お灸事典
お灸の記録


「三里あて」とは
昔、旅人や武家奴(ぶけやっこ)たちが、ひざの下にある「足三里」のツボにできた黒いお灸のあとを隠すために用いた三角形の白い布や紙のことを「三里あて」といいます。
その名前のとおり、足の三里に“あてる”ことを目的として使われ、「三里紙(さんりがみ)」とも呼ばれていました。
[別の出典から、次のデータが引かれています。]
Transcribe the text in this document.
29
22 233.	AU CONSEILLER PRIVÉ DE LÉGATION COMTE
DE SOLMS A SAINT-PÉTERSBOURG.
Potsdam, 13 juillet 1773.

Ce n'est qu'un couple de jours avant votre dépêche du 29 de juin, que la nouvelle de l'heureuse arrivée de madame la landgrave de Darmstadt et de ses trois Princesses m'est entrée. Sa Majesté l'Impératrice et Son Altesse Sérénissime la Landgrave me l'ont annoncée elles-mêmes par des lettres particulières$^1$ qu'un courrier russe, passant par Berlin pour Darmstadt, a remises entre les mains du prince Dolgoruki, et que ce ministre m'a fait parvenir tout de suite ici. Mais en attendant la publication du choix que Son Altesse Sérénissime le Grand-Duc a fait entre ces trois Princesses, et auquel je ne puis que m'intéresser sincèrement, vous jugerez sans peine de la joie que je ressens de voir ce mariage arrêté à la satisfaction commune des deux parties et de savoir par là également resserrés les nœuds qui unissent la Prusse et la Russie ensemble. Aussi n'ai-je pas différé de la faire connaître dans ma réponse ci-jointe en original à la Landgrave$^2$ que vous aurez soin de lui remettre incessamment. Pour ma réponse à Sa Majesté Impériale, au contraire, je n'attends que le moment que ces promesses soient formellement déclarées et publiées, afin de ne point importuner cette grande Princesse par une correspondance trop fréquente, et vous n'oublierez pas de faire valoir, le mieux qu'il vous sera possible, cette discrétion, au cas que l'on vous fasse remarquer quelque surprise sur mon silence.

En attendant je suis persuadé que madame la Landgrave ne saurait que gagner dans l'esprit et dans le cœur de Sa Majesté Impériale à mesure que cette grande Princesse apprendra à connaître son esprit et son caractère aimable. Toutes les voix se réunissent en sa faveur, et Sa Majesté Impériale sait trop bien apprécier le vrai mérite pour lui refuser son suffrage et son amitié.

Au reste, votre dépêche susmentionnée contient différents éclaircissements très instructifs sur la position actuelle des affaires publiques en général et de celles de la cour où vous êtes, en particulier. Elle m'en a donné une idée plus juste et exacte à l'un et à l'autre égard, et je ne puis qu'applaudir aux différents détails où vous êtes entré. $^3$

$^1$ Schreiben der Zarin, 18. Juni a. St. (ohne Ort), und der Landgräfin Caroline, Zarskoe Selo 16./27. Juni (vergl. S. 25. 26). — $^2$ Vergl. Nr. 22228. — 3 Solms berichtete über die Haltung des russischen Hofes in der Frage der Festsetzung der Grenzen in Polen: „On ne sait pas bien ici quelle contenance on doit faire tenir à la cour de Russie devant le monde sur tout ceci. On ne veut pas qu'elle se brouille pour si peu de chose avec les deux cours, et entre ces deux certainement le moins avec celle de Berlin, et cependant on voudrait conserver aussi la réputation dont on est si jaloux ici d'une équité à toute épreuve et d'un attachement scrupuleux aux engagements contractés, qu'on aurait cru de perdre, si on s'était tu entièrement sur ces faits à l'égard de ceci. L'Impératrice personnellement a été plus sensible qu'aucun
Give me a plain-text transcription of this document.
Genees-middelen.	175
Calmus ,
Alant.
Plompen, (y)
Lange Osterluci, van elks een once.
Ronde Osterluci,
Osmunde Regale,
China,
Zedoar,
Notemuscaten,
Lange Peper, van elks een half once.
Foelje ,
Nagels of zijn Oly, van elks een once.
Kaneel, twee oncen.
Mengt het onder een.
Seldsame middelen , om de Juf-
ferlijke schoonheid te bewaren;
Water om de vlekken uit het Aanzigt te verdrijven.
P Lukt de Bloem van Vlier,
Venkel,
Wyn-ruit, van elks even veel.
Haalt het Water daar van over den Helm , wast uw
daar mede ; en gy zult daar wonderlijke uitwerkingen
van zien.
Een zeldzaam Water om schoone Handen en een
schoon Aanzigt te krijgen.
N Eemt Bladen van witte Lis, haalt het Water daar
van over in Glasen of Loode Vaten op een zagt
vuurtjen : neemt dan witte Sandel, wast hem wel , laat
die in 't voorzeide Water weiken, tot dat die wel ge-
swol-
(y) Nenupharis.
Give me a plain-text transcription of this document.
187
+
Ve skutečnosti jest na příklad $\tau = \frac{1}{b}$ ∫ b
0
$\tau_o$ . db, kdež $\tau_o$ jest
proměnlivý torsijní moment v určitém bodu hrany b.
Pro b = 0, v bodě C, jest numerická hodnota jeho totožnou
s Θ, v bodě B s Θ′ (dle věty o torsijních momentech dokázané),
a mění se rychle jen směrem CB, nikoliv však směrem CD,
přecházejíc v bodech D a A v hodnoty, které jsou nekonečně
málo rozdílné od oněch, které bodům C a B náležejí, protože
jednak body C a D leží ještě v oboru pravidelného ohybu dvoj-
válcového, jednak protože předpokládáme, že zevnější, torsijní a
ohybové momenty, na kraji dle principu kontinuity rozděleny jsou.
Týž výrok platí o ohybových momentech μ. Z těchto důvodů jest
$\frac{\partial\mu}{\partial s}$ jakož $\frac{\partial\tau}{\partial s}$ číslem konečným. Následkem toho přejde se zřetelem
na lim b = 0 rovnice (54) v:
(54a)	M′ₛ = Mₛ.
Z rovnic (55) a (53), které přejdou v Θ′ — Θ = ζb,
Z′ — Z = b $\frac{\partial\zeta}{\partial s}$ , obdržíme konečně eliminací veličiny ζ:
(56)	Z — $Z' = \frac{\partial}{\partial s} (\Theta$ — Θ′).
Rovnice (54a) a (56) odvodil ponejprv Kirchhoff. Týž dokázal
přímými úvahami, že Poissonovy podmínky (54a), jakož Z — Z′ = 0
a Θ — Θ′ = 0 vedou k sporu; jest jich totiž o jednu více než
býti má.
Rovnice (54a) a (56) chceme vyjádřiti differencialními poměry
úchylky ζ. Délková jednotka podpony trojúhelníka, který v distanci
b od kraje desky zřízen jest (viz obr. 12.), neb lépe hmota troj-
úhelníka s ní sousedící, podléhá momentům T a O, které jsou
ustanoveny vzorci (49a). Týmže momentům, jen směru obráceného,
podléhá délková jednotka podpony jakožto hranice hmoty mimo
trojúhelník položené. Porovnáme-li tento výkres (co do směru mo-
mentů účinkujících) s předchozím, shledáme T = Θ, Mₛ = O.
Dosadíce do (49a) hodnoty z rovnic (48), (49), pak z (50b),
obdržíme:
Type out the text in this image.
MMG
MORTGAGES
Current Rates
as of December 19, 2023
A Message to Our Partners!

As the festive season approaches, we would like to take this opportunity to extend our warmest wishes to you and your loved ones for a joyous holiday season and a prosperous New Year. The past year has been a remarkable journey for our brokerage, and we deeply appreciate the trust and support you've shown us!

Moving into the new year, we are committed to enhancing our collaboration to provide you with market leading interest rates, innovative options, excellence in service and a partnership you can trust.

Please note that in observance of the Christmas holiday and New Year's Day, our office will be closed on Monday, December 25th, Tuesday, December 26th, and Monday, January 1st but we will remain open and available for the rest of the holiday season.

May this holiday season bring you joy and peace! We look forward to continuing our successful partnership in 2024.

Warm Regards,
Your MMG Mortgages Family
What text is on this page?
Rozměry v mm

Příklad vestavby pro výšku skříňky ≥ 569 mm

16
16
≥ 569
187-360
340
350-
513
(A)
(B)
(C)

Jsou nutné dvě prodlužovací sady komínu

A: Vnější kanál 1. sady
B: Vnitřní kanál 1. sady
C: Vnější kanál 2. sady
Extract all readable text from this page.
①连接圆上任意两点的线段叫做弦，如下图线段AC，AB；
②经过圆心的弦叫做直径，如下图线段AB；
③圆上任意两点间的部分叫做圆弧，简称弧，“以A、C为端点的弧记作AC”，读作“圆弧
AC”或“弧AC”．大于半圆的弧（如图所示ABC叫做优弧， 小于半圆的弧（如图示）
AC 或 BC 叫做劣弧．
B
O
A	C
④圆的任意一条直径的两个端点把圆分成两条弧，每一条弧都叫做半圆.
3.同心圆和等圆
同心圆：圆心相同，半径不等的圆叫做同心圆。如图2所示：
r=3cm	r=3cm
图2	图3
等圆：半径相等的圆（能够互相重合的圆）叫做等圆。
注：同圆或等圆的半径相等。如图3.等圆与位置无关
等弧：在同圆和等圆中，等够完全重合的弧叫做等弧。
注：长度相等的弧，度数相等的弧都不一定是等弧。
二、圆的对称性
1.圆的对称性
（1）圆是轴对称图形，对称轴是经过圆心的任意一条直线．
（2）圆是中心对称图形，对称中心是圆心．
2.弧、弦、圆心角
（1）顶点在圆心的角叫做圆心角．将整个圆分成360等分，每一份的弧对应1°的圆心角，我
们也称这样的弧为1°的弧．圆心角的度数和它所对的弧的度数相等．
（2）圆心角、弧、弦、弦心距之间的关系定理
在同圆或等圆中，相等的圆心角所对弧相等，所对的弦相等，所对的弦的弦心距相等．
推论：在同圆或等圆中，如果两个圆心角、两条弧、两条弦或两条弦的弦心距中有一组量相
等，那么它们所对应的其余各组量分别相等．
芳虎『東海道 藤川』,佐野富,文久3. 国立国会図書館デジタルコレクション https://dl.ndl.go.jp/pid/1309526 (参照 2025-05-19)
奴さんの「三里あて」
江戸時代、大名が公式に外出する際に行われた大名行列。その先頭を威勢よく歩いたのが「奴(やっこ)さん」です。長い毛槍(けやり)や挟箱(はさみばこ)、立傘などをかつぎ、大名の威厳を示すとともに、行列の進行を先導する重要な役目を担っていました。
そんな奴さんのひざの下には、白い三角形の布や紙の「三里あて」がつけられていたのです。「足三里」のツボにできた黒いお灸のあとを隠すため、長距離を歩く奴さんにとって、健脚の印であり、日々の養生のあかしでもあったのです。
のちに、お灸による養生を日課としていた3代将軍・徳川家光は、1635年(寛永12年)、全国の大名が交代で江戸に参る「参勤交代」の制度を定めました。
今に残る「三里あて」
今では、「三里あて」は、歌舞伎やテレビの時代劇の衣装の一部としてもたびたび登場します。
奴姿の登場人物がさっそうと歩く場面では、ひざの下に必ずといっていいほど白い三角形の布をつけた姿があります。
これは単なる衣装や飾りではなく、かつて人々が日々の養生としてお灸をすえていた名残を伝えるものです。
芝居や映像を通してその姿を知っている人は多い一方で、それが実はお灸の痕を隠すための「三里あて」であることを知る人は、少ないのかもしれません。

[敵討揃達者](部分):東京都立中央図書館 所蔵

『旅行用心集』(横浜国立大学附属図書館所蔵)
出典: 国書データベース,https://doi.org/10.20730/100301871
「足三里」にお灸
「足三里」は、昔から日々の体調管理、養生に欠かせないツボとして親しまれてきました。とくに長距離を歩く旅人にとっては、脚の疲れをいやし、健脚を保つための大切なケアとしてお灸をすえていたのです。
俳人・松尾芭蕉も『奥の細道』の旅の中で、「足三里」にお灸をすえることを欠かさなかったと伝えられています。
現代も、歌舞伎や時代劇の中で生き続ける「三里あて」は、私たちに自分の身体をいたわることの大切さを静かに語りかけてくれているのかもしれません。